Nel frattempo scomparivano la competenza del saper scrivere, del saper presentare verbalmente un argomento, del saper far di conto. Poi arrivarono gli Anni Novanta, la Scuola-Azienda cancellò gli Esami di riparazione, in un’Italia berlusconizzata e anestetizzata da tette e culi catodici al malaffare e al dominio dei “furbi”. Nel frattempo, morivano per mano di amici degli amici Giovanni Falcone e Paolo Borsellino. Il Duemila fu tragico: la mattanza della Scuola Pubblica, avviata dalla scolasticamente incompetente Letizia Moratti, si chiuse con il bagno di sangue di miss “Tunnel dei neutrini”, la oggi rediviva Mariastella Gelmini, peggior ministro dell’Istruzione cooptata dal sedicente “Governo dei Migliori”. Centottantamila licenziamenti tra docenti e Ata, nascita delle classi-pollaio, taglio delle ore di lezione.

Poi arrivò il secondo “Uomo della Provvidenza”, Mario Monti: distrusse le Autonomie scolastiche e i diritti costituzionali delle Minoranze linguistiche, e cancellò numerosi presidi e segretari. Oggi l’Istituto delle rilevazioni inutili, lancia un urlo di dolore sull’oceanica impreparazione delle studentesse e degli studenti. Il tracotante rappresentante della fondazione intestata a un “prenditore” di fondi pubblici, si arroga il diritto di processare maestre e professori d’Italia.

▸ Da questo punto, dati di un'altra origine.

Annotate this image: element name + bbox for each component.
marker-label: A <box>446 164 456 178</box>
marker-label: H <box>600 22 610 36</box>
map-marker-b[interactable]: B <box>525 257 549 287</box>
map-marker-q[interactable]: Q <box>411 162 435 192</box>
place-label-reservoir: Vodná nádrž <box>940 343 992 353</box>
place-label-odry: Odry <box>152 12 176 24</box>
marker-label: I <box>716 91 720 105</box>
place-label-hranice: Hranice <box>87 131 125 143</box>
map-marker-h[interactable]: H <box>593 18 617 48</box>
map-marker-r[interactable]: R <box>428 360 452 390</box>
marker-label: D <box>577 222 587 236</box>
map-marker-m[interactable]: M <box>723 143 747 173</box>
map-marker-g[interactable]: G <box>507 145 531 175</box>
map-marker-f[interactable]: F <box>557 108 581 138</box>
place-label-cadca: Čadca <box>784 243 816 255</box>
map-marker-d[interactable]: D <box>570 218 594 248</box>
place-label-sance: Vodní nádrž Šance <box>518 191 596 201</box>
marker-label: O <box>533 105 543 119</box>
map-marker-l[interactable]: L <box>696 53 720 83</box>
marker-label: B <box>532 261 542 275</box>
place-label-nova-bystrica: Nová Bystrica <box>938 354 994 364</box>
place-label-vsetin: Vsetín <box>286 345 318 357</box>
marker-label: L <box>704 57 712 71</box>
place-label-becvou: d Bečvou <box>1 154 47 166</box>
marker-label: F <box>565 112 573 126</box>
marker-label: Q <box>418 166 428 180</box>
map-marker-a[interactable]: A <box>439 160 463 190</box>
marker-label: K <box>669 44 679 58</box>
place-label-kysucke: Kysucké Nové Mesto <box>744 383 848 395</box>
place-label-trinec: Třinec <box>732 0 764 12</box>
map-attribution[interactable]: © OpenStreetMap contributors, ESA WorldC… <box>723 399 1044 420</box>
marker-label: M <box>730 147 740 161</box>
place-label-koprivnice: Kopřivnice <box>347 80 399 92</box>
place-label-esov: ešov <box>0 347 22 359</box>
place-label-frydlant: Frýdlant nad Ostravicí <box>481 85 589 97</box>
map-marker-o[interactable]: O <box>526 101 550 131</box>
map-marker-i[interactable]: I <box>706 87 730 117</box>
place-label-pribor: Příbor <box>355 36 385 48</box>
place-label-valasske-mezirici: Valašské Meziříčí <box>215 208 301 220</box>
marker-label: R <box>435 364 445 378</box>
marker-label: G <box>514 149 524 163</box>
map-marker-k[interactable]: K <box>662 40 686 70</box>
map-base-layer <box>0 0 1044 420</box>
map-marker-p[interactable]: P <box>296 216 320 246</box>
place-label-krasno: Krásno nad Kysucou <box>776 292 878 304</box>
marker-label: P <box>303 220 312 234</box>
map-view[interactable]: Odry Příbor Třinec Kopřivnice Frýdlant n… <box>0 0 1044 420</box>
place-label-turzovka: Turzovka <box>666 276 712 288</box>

In un Paese normale, direbbe l’omino coi baffi, verrebbe smentito immediatamente; in Italia, Paese di evasori fiscali, corrotti, pregiudicati candidati al Quirinale e pseudo-politici irrilevanti vocati alla menzogna, quell’individuo pieno di hybris ma scolasticamente incompetente, campeggia nelle prime pagine dei giornali del padronato.

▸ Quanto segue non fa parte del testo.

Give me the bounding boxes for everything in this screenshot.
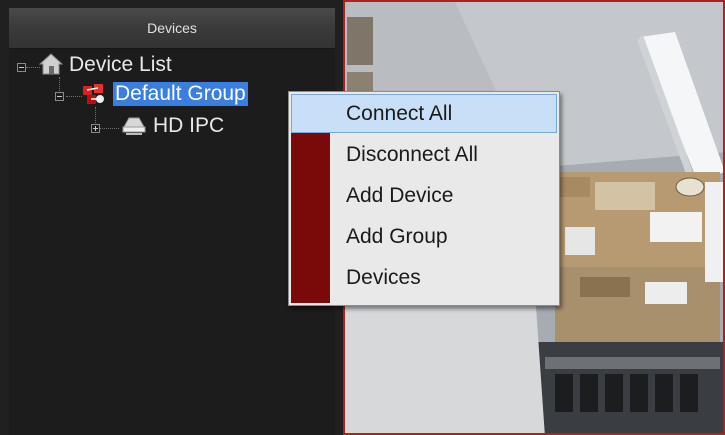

Egli pontifica senza contradditorio sulle “colpe” di chi sta mandando avanti la scuola, nonostante il fardello del precariato, delle retribuzioni assai inferiori ai parametri degli stipendi europei e del pubblico disprezzo contro maestre e professori “impreparati e pelandroni”, provocato ad arte da politicanti ignoranti.

Le mode pedagogico-didattiche, neo-liberiste e para-moderne hanno distrutto la Scuola Pubblica e tarpato le ali a non poche eccellenze italiche, giustamente valorizzate all’estero. L’albero genealogico ha sostituito il “cursus honorum” scolastico nella certificazione del valore fasullo del pariniano “giovin signore”, primo nell’occupare indegnamente posti vitali nei gangli dello Stato e ultimo nel servire con dignità e onore la Repubblica Italiana.

La Scuola è stata soffocata dalle mode e le mode hanno forgiato malamente una scuola apparentemente nuova, incardinata su tre pseudo-principi moralmente, educativamente e didatticamente devastanti: lo studente non deve essere punito, mai; l’alunno merita la promozione dato che frequenta le lezioni, e anche quando le ostacola con tutti i mezzi illeciti a sua disposizione o decide che non meritino di essere frequentate; i genitori hanno sempre ragione e i docenti stanno sempre dalla parte del torto, considerato che i posti ubicati dalla parte della ragione risultavano già occupati da madri, padri e, ça va sans dire, gruppi WhatsApp.